Sara’s art is strongly influenced by her personal background as a Londoner who moved to the city with her family (after a short period in Brazil) when she was two years old. The feelings of both exclusion and rich multiculturalism that she has experienced in the city have had a big impact on her life and contributed to the passion for humanity, equality, and unity in diversity that characterise all her work.

“Since we moved here it has been made clear to me and my family that we are foreigners. I remember that when I was at school, just seven or eight years old, a little boy told me that he liked me but I could have never been his girlfriend because I was a foreigner. So, from a very young age, it was very clear to me that ‘you are not one of us’.

“Later London and Britain became more and more diverse, as I grew up,” Sara adds, “and this is a rich experience to me.”

To Sara, it is this richness of diversity that defines Britishness, as she explores with Britain Retold, a collection of over 100 photos of Londoners from many different backgrounds, with the British flag incorporated into each picture.

The series, first exhibited at City Hall in London in 2011, represents “British identity as told by many different individuals and cultures that make up London,” Sara says. “It’s the idea of Britishness by Londoners, a message that is probably even more important now, in this Brexit time, than it was at that time.”

Emphasising the diversity of individuals and their beauty is a constant feature in Sara’s work. Her portraits contrast with stereotypes of misrepresented people and invite the viewer to reflect on who they really are – as in 'The Dandy Lion' (a series curated by Shantrelle P. Lewis, to which Sara contributed) that is focused on black masculine identity, or in 'In Nero: Black Girls in Rome', that celebrates the presence and contribution of these women that may often “not be seen, acknowledged, welcomed or truly understood”.

Sara sees photography as “a way to instantly connect you to the person that you photograph and create bonds in seconds.

“It’s also an amazing way for elevating the person that you are with,” she adds.

But this is not her only form of art. Some of her series are also films, and recently she has started to explore how we can use all our senses with different forms of art to get a deeper understanding of certain things.

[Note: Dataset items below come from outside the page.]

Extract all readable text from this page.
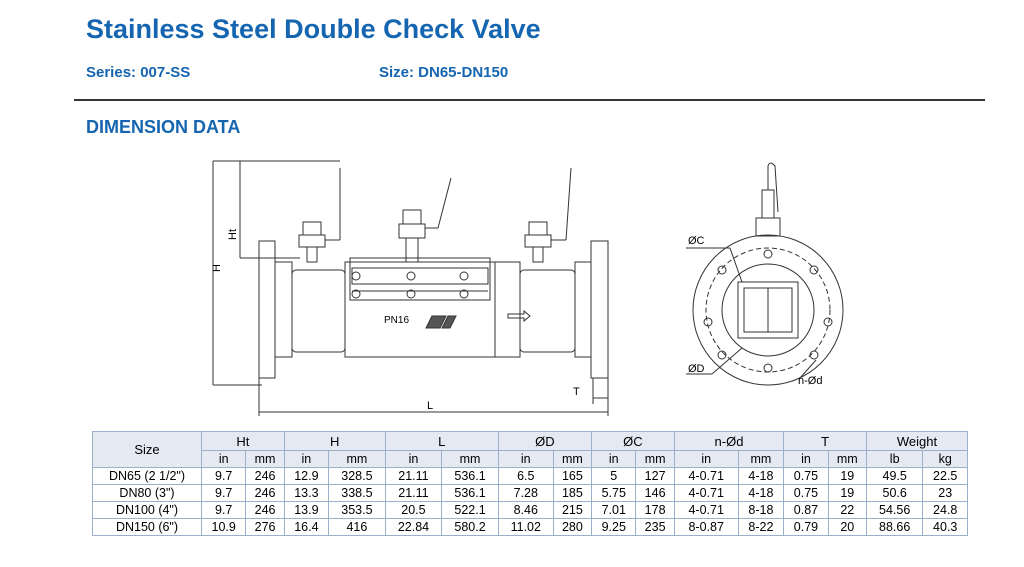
Stainless Steel Double Check Valve
Series: 007-SS	Size: DN65-DN150
DIMENSION DATA
Ht
H
L
T
PN16
ØC
ØD
n-Ød
Size	Ht		H		L		ØD		ØC		n-Ød		T		Weight	
	in	mm	in	mm	in	mm	in	mm	in	mm	in	mm	in	mm	lb	kg
DN65 (2 1/2")	9.7	246	12.9	328.5	21.11	536.1	6.5	165	5	127	4-0.71	4-18	0.75	19	49.5	22.5
DN80 (3")	9.7	246	13.3	338.5	21.11	536.1	7.28	185	5.75	146	4-0.71	4-18	0.75	19	50.6	23
DN100 (4")	9.7	246	13.9	353.5	20.5	522.1	8.46	215	7.01	178	4-0.71	8-18	0.87	22	54.56	24.8
DN150 (6")	10.9	276	16.4	416	22.84	580.2	11.02	280	9.25	235	8-0.87	8-22	0.79	20	88.66	40.3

Last year she conducted a multimedia experiment based on ‘The Veil’. At a private event in her own home, she selected the stories of five women, projected their photos on the walls, and created an installation based on the bedroom of one of the women. For each of the five, a musician improvised a piece of music and a chef translated her story into a dish.

Sara is also expanding her activities as a singer, pianist and songwriter. In 2018 she joined the 'Citizens of the World' choir, composed of immigrants and refugees.

The name of the choir reflects her own identity as she perceives herself as a citizen of the world and finds herself feeling less British than in the past following the Brexit referendum.

“I feel very upset about what is going on in Britain,” she says. “I feel traumatised, or re-traumatised as it reminds me how things were in the 1980s and in the 1990s. We are taking a step, or even more than one step, backward.

“As a result of Brexit there are increased attacks on people of colour and Muslims, and a rise in the legitimisation of prejudices. That’s very disturbing to me and that’s why I’m feeling less British. I don’t think I’m unique in feeling like this; a lot of people feel excluded in Brexit Britain.”